Ghalya Saadawi is a senior lecturer with an interest in critical theory, contemporary art and its political economy; critical human rights; witnessing and testimony, among other areas. Well before embarking on the PhD, Saadawi received an MSc. From the London School of Economics and Political Science and worked as a freelance researcher and consultant for various NGO and organizations in Lebanon between 2001-2006, including the Lebanese Centre for Policy Studies, the regional office for Arab States of the UNDP, the then sustainable democracy centre, among others.

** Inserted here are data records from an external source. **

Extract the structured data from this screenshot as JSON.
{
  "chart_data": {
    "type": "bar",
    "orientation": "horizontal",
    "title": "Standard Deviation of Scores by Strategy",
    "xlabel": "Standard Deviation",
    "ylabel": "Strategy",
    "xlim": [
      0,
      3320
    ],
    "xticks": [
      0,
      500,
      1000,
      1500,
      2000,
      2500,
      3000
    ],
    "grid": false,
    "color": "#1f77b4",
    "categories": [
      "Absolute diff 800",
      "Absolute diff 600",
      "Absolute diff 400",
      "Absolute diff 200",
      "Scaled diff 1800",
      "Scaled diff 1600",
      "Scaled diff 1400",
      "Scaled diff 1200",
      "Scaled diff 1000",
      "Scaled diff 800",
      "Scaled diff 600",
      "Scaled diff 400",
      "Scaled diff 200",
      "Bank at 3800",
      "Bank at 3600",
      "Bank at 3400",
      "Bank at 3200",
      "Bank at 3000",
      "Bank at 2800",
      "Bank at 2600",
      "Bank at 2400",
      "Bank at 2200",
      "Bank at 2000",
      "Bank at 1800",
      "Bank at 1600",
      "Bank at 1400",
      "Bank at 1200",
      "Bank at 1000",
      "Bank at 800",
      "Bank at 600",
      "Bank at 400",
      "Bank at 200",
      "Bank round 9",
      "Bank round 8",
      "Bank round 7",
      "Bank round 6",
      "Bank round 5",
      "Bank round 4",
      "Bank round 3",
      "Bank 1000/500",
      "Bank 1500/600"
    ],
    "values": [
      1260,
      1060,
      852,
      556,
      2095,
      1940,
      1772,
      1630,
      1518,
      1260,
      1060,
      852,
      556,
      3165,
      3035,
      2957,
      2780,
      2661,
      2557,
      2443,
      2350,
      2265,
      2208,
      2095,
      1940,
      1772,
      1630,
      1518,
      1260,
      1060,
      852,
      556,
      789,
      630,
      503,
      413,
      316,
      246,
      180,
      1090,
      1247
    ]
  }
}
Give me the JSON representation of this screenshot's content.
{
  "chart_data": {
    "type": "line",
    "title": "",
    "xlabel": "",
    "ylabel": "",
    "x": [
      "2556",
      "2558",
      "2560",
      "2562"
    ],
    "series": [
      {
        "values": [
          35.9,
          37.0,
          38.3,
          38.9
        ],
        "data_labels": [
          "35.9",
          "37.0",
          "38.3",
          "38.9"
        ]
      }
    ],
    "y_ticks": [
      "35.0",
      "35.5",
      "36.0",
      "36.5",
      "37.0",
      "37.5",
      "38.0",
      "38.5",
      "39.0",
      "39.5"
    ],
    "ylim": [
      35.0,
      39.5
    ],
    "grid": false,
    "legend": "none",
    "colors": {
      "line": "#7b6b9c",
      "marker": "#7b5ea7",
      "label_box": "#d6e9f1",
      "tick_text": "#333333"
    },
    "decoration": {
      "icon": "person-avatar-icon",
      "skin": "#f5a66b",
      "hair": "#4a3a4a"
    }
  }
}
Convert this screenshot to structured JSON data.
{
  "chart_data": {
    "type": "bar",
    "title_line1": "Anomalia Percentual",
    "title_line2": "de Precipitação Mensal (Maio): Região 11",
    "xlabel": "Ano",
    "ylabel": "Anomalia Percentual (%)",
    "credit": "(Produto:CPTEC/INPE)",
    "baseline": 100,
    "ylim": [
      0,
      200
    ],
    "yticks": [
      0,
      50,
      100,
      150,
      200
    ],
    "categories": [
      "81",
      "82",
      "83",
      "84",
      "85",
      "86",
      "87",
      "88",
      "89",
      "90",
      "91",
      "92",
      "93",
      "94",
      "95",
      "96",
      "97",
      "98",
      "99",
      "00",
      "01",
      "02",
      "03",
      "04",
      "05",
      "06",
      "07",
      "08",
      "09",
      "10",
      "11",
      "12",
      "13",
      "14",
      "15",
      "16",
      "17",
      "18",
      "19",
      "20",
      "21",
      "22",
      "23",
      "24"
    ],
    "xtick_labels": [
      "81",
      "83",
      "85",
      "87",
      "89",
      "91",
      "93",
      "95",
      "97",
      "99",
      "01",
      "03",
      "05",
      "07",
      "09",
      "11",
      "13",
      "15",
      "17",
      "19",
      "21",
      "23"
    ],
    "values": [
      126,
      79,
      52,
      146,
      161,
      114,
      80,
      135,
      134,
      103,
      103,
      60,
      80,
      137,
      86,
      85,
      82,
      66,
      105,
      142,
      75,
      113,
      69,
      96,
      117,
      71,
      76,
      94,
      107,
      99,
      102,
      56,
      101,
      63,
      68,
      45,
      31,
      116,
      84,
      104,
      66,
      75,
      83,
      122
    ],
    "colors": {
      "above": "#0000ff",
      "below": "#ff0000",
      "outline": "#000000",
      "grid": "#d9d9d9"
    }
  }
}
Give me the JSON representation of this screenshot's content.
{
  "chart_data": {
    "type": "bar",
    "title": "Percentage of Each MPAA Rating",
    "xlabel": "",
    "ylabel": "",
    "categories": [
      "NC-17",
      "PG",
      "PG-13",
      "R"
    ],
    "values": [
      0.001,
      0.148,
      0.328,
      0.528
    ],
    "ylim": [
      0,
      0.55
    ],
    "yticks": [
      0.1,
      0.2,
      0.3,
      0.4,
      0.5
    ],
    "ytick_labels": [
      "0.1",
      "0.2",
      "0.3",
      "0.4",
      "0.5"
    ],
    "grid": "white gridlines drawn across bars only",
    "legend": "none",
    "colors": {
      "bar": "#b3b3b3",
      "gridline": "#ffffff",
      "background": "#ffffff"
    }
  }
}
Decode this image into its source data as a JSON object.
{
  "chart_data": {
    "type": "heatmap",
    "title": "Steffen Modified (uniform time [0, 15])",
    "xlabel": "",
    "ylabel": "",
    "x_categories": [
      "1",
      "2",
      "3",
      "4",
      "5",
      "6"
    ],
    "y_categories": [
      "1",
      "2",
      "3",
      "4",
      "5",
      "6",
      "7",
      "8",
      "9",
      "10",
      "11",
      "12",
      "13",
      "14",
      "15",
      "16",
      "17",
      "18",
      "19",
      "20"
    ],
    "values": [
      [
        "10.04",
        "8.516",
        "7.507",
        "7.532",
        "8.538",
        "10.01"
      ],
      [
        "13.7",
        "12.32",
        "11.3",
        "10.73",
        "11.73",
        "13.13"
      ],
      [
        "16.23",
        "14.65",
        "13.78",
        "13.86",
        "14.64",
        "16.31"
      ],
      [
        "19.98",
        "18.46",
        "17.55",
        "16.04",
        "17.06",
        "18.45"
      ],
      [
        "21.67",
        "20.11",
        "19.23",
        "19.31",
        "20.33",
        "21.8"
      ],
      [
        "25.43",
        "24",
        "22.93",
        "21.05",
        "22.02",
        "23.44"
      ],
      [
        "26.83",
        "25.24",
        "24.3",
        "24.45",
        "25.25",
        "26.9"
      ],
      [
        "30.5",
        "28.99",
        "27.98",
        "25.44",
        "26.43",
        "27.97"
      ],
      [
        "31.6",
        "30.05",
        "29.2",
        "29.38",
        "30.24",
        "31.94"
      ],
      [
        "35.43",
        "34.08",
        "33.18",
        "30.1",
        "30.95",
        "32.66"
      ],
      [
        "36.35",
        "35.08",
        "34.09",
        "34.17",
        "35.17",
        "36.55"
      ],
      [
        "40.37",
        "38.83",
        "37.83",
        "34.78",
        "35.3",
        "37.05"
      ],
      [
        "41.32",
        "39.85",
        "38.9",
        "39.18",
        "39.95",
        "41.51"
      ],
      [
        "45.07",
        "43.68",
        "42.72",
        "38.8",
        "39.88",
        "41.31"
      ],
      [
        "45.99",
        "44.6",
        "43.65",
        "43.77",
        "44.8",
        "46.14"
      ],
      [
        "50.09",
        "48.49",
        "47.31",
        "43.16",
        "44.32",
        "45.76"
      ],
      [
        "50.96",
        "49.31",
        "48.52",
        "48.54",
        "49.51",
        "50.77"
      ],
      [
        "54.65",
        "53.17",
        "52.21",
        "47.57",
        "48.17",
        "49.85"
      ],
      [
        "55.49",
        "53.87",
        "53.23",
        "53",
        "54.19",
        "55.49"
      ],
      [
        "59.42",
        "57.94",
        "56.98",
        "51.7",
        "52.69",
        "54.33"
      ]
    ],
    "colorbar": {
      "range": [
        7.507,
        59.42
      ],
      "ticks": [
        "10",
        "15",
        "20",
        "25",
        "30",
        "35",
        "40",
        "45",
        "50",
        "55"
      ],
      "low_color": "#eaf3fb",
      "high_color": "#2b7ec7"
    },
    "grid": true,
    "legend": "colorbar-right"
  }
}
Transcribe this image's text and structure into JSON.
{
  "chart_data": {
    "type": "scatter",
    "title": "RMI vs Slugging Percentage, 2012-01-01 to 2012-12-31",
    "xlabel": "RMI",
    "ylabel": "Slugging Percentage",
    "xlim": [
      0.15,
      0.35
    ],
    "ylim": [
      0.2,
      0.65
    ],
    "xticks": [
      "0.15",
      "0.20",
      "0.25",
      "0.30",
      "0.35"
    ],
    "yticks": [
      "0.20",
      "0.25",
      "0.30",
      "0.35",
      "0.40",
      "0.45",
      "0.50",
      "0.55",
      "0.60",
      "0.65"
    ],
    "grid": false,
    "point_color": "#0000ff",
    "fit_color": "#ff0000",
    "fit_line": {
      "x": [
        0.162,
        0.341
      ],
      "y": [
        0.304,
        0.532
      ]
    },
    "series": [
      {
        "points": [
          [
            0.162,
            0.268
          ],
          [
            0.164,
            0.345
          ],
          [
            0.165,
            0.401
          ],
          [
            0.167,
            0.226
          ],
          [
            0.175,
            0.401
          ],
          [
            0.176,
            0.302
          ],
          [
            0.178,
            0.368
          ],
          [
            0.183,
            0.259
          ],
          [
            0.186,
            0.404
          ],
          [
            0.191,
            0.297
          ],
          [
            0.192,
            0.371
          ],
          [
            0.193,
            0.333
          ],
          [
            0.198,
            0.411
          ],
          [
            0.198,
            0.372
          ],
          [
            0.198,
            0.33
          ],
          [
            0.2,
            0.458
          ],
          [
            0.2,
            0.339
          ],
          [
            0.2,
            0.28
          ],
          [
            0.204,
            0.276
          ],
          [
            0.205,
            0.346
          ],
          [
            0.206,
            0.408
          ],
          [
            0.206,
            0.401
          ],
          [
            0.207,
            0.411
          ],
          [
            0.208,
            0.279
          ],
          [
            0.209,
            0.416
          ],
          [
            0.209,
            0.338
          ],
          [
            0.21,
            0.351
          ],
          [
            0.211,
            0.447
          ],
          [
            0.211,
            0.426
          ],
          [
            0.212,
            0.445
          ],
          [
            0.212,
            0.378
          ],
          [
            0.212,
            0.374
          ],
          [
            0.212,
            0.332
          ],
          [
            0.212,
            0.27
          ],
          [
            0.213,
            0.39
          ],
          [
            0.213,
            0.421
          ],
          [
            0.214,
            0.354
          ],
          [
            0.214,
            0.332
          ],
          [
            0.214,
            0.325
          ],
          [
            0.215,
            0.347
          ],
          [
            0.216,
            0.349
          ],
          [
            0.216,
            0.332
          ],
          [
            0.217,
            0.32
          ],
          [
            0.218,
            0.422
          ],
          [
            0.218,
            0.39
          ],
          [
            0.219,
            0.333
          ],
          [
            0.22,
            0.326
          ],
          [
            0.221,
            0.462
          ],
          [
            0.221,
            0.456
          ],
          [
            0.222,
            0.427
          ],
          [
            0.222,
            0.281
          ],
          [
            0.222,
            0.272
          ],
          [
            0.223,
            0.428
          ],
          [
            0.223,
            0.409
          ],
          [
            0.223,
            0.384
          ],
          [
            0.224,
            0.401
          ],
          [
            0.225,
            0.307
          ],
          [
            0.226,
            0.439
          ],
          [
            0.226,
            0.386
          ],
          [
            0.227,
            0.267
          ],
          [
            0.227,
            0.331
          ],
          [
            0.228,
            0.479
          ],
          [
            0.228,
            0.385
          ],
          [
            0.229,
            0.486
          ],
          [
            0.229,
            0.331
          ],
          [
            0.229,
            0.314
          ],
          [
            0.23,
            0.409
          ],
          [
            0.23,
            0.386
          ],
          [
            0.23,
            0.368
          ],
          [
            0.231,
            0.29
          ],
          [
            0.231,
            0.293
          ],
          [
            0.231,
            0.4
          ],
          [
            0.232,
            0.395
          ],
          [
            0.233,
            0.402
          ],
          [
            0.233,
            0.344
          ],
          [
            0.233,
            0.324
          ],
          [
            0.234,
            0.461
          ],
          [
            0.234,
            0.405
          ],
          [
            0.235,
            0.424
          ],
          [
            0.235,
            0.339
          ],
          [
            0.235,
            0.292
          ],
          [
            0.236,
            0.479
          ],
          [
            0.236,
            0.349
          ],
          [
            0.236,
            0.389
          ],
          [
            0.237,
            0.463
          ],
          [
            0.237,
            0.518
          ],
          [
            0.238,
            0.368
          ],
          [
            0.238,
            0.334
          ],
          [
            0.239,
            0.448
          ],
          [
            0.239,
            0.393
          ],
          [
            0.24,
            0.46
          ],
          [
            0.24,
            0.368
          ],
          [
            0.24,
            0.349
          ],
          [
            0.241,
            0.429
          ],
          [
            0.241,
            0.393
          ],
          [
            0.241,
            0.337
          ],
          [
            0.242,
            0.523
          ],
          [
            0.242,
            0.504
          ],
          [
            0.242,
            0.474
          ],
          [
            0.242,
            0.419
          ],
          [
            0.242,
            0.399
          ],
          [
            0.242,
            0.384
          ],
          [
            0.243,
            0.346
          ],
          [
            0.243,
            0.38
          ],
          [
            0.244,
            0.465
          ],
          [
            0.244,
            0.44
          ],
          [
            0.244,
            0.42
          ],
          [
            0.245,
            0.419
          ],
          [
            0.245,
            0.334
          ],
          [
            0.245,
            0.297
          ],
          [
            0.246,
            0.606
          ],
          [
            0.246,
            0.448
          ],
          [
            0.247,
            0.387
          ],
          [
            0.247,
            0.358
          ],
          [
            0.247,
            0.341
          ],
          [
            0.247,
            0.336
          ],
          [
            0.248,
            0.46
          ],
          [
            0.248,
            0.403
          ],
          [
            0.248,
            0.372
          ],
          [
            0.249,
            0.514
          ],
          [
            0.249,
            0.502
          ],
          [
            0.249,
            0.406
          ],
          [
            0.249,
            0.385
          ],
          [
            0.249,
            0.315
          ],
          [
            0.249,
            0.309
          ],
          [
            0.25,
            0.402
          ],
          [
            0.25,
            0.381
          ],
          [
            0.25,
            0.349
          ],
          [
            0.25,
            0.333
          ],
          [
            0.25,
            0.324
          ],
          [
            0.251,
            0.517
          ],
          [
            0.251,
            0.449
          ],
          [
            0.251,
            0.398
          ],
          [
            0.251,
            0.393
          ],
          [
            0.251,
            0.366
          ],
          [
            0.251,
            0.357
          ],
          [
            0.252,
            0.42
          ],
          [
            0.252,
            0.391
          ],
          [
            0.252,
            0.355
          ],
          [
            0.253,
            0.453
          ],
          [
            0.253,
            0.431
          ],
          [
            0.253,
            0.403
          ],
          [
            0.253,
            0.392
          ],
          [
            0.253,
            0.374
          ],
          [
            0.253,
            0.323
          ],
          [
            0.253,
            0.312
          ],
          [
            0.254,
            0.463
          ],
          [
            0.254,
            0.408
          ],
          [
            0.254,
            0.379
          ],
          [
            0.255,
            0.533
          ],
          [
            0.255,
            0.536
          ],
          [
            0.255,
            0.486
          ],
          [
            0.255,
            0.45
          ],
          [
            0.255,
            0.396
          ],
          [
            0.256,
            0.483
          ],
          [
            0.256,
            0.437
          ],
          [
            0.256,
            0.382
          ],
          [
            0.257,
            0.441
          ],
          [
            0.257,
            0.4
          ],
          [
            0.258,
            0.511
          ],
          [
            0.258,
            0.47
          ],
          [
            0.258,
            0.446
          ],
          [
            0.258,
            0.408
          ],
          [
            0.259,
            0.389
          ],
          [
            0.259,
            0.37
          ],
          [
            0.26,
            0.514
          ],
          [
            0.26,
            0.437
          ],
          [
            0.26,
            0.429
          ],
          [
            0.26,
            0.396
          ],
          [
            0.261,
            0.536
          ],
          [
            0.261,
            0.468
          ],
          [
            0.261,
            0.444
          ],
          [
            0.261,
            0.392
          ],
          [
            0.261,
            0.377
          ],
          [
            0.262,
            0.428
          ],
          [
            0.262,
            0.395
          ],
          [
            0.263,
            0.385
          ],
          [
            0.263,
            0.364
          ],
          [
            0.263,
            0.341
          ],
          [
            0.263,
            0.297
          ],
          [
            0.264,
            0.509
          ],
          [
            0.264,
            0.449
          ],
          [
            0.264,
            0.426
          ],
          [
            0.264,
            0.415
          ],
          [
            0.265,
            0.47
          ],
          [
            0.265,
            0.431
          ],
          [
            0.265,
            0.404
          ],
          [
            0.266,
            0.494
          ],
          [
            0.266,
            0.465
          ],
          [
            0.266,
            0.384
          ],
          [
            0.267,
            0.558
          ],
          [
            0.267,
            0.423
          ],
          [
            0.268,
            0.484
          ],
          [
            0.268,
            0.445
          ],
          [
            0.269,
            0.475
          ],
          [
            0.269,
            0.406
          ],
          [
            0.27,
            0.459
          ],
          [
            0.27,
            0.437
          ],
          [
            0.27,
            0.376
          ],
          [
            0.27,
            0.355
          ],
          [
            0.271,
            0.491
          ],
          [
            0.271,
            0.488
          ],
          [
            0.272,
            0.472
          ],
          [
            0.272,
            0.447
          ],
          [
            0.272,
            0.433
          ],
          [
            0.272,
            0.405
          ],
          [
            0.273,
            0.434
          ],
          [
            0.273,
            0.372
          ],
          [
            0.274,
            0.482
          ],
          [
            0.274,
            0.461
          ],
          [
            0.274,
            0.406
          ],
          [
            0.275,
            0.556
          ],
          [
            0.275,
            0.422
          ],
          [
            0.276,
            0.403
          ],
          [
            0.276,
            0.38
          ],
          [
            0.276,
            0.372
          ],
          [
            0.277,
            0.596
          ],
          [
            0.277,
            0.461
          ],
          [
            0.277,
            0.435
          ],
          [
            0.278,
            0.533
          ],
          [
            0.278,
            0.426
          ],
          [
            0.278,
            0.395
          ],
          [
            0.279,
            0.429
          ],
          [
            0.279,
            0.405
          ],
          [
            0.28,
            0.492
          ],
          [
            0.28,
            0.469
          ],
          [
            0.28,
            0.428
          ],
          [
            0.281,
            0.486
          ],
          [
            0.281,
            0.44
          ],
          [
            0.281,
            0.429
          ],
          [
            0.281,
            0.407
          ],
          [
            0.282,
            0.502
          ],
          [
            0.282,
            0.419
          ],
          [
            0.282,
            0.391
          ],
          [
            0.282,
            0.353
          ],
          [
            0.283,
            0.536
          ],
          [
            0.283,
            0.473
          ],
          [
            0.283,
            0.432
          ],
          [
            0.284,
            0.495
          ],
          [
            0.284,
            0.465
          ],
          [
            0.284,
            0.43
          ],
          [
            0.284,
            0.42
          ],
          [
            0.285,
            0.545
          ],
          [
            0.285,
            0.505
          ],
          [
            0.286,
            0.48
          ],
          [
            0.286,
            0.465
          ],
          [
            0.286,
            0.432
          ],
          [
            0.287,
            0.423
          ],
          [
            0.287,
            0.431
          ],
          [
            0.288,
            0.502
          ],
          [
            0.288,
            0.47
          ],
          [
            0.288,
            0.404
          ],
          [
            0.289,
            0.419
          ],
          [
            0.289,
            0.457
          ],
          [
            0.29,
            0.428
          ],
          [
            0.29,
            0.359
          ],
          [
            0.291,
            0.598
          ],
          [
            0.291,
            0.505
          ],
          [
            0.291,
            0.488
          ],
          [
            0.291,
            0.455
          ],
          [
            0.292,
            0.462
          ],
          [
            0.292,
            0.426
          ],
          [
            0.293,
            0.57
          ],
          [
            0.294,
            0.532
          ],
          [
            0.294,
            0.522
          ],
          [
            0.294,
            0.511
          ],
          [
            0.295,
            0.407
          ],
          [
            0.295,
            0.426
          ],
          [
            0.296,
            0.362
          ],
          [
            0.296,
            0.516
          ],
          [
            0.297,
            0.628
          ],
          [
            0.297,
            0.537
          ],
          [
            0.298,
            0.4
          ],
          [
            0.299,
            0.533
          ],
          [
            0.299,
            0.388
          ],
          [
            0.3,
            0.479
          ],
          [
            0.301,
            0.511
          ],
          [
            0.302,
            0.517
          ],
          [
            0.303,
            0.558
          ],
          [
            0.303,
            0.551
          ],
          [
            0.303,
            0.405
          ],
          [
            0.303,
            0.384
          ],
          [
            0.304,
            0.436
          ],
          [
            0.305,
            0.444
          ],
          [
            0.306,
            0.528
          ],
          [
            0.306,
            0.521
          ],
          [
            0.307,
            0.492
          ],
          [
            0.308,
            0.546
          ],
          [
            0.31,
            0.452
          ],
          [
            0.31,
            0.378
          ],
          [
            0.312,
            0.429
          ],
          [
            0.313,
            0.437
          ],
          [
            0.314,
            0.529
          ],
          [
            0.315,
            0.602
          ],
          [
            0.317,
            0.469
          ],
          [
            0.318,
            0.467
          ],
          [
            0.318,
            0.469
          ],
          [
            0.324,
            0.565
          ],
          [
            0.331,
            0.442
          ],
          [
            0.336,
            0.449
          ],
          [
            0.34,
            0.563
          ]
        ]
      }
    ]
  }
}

Ghalya earned a PhD from Goldsmiths in 2015 in sociology, working primarily on art. Her doctoral dissertation underscored the art practices and theoretical considerations that informed a rethinking of witnessing after the declared end of the Lebanese civil wars.
Against the backdrop of the Cold War and neoliberalism, and an overriding tendency to read the post-war as memory effacing, the thesis read select art and documentary practices through the political, economic and historical entanglements of the mid-to-late 20th century, paying attention to formal tactics through the lens of an extended political modernism.
Between 2011-2019 she was adjunct lecturer at the fine art and art history department of the American University of Beirut, and the University of St. Joseph and the Balamand University’s art programmes in Beirut, offering courses on Lebanese art and politics, and 20th and 21st century art theory with an emphasis on social art history, critical theory and post-Marxist theory.
Saadawi was Resident Professor of the Ashkal Alwan Home Workspace Program in Beirut between 2015 and 2017, where she organized a programme around art, finance and the future. In 2018, she was Mercator Post-Doctoral Fellow in the Cultures of Critique Research Training Group at Leuphana University and began as theory tutor at the Dutch Art Institute. She is affiliated with makhzin magazine and BICAR, Beirut.
She has written for art magazines such as Bidoun, frieze, Art in America, e-flux, and others, as well as periodicals such as Third Text, Art Margins, PhiloSOPHIA (forthcoming) and Journal of Visual Cultures (forthcoming).
Now disinterested in mainstream contemporary art ‘criticism’, and making time under zero hour contract conditions and a considerable teaching load, she is at work writing: a speculate left art protocol that considers the repurposing of contemporary art infrastructures and flows (coming out in Between the Material and the Possible: Infrastructural Re-examination and Speculation in Art edited by Bassam Baroni); an auto-theory manuscript on the dialectics of hypochondria; a short story-essay that considers ‘capital as a state of mind’ as not only the unconscious informed by capital abstractions, but also, broadly speaking, the homologies that exist between structures and categories of capital and those of personal relations; among other projects.
- Conflicts and Negotiations (MA Research Architecture)
- BA Fine Art and History of Art (3rd-year special topics in Research Architecture)
- Critical Methods Workshop (PhD Roundtable)
Select recent panels
Panel “What Representations?" with Marwa Arasanios, Tony Chakar, Hicham Ashkar and Hanan Toukan. Witte de With Contemporary Art Museum, Rotterdam, Holland, May 26, 2016.
“To Make Mountains Out of Fields: One Rewriting of 'Beirut's Postwar Contemporary Art'", talk at the Beirut Art Center (BAC), Beirut, March 1, 2017.
“Beirut: Art, Education, Institutions, Politics", panel organizer and speaker, School of Visual Arts (SVA), New York City, March 16, 2017.
“Borrowing Enjoyment", paper presented as part of the Dutch Art Institute's Roaming Academy, October 22, 2017.
“The More Things Change, the More They Stay the Same: Salon, Anti-Salon, Contemporary Art", paper presented as part of Contextualizing the Art Salon in the Arab Region Conference, Sursock Museum and Orient Institute Beirut, October 27-28, 2017.
“The Witness, Art and Social Reproduction", paper presented as part of The Afterlives of Witnessing: Moving Images from the Levant and the Political Imagination Symposium, Brown University, Providence Rhode Island, November 4, 2017.
Research, teaching and/or supervision: critical theory; critical human rights; theories of witnessing and testimony; the body, health and illness; the intersections of art and politics; Marxist and post-Marxist art history and theory; contemporary art and cultural politics; Lebanese art and film; among others.